Exp Cell Res. 2020 Nov 1;396(1):112256. doi: 10.1016/j.yexcr.2020.112256. Epub 2020 Sep 6.
Cellular uptake of vitamin B (cobalamin, Cbl) is mediated by a cell surface receptor (TCblR/CD320) that binds transcobalamin (TC) saturated with Cbl. TC is secreted by the vascular endothelium, has a relatively short half-life, binds Cbl with high affinity and presents the vitamin to the receptor for cellular uptake. Here we show binding and internalization of the TC-Cbl complex along with its' receptor (TCblR) in several human cell lines. The expression of TCblR is linked to the cell cycle with highest expression in actively proliferating cells. Upon binding TC-Cbl, the receptors appear to segregate on the plasma membrane and are internalized over the course of 30-60 min. Subsequently, the receptors appear to be destroyed along with the TC, which results in the release of free Cbl in the lysosome. The appearance of TCblR on the cell surface is limited to newly synthesized protein without contribution from recycling of the receptor. Therefore, Cbl uptake into cells is fully dependent on the expression of newly synthesized TCblR that is up-regulated in actively proliferating cells. The cell cycle-associated up-regulation of TCblR in cancers provides a route for targeted drug delivery.

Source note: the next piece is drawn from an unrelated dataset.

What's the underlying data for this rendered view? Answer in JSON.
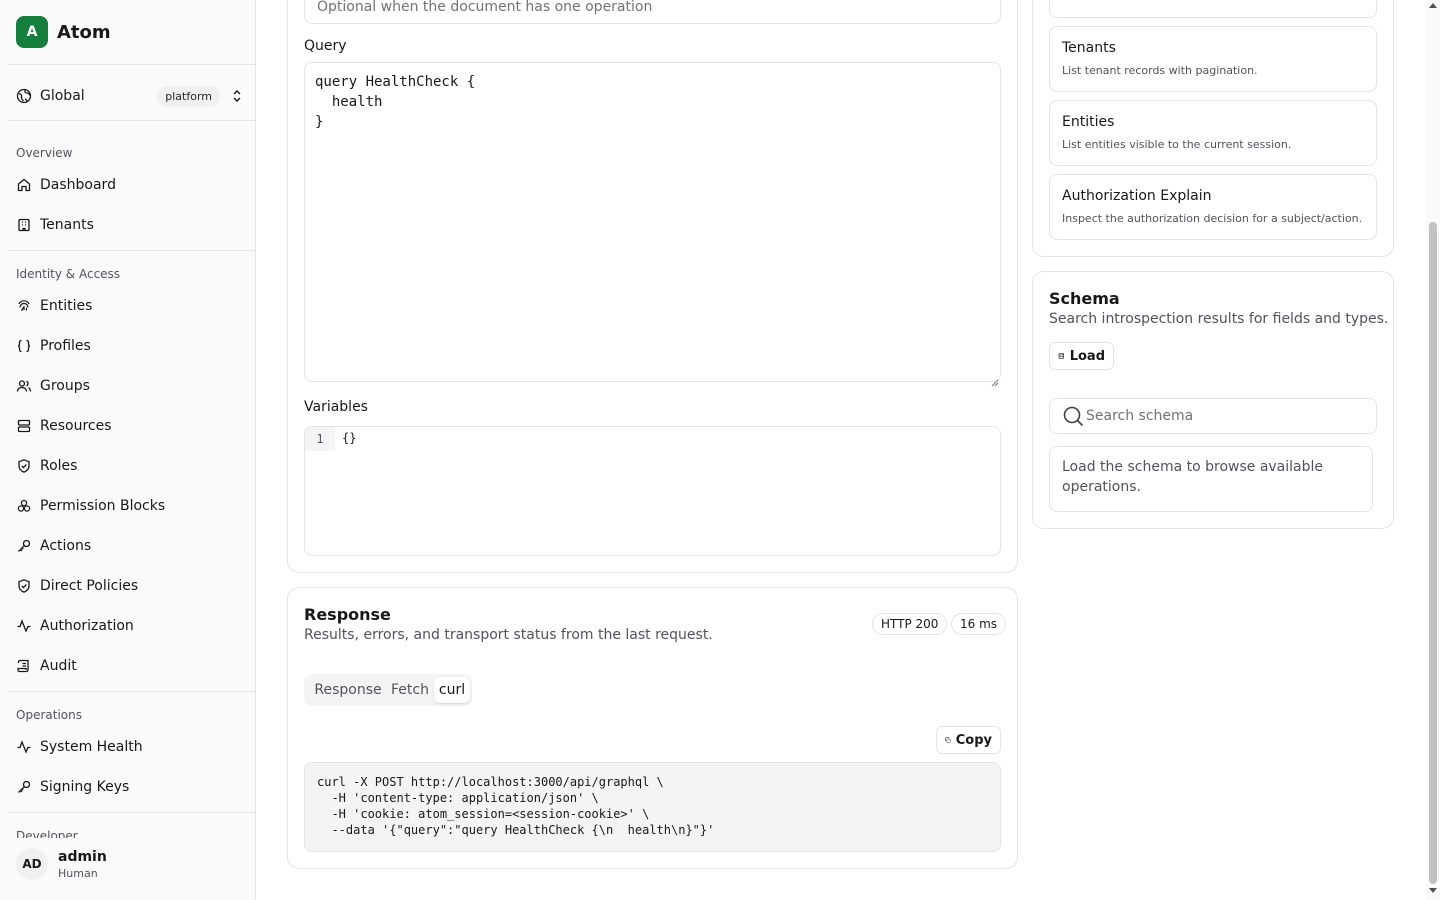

细胞对维生素 B(钴胺素,Cbl)的摄取是由细胞表面受体(TCblR/CD320)介导的,该受体结合了与 Cbl 饱和的转钴胺素(TC)。TC 由血管内皮细胞分泌,半衰期相对较短,与 Cbl 具有高亲和力,并将维生素呈现给受体进行细胞摄取。在这里,我们展示了几种人类细胞系中 TC-Cbl 复合物及其受体(TCblR)的结合和内化。TCblR 的表达与细胞周期相关,在活跃增殖的细胞中表达最高。在结合 TC-Cbl 后,受体似乎在质膜上隔离,并在 30-60 分钟内内化。随后,受体似乎与 TC 一起被破坏,导致溶酶体中游离 Cbl 的释放。TCblR 出现在细胞表面仅限于新合成的蛋白质,而不依赖于受体的循环利用。因此,Cbl 进入细胞的摄取完全依赖于新合成的 TCblR 的表达,而 TCblR 在活跃增殖的细胞中上调。癌症中与细胞周期相关的 TCblR 上调为靶向药物输送提供了一种途径。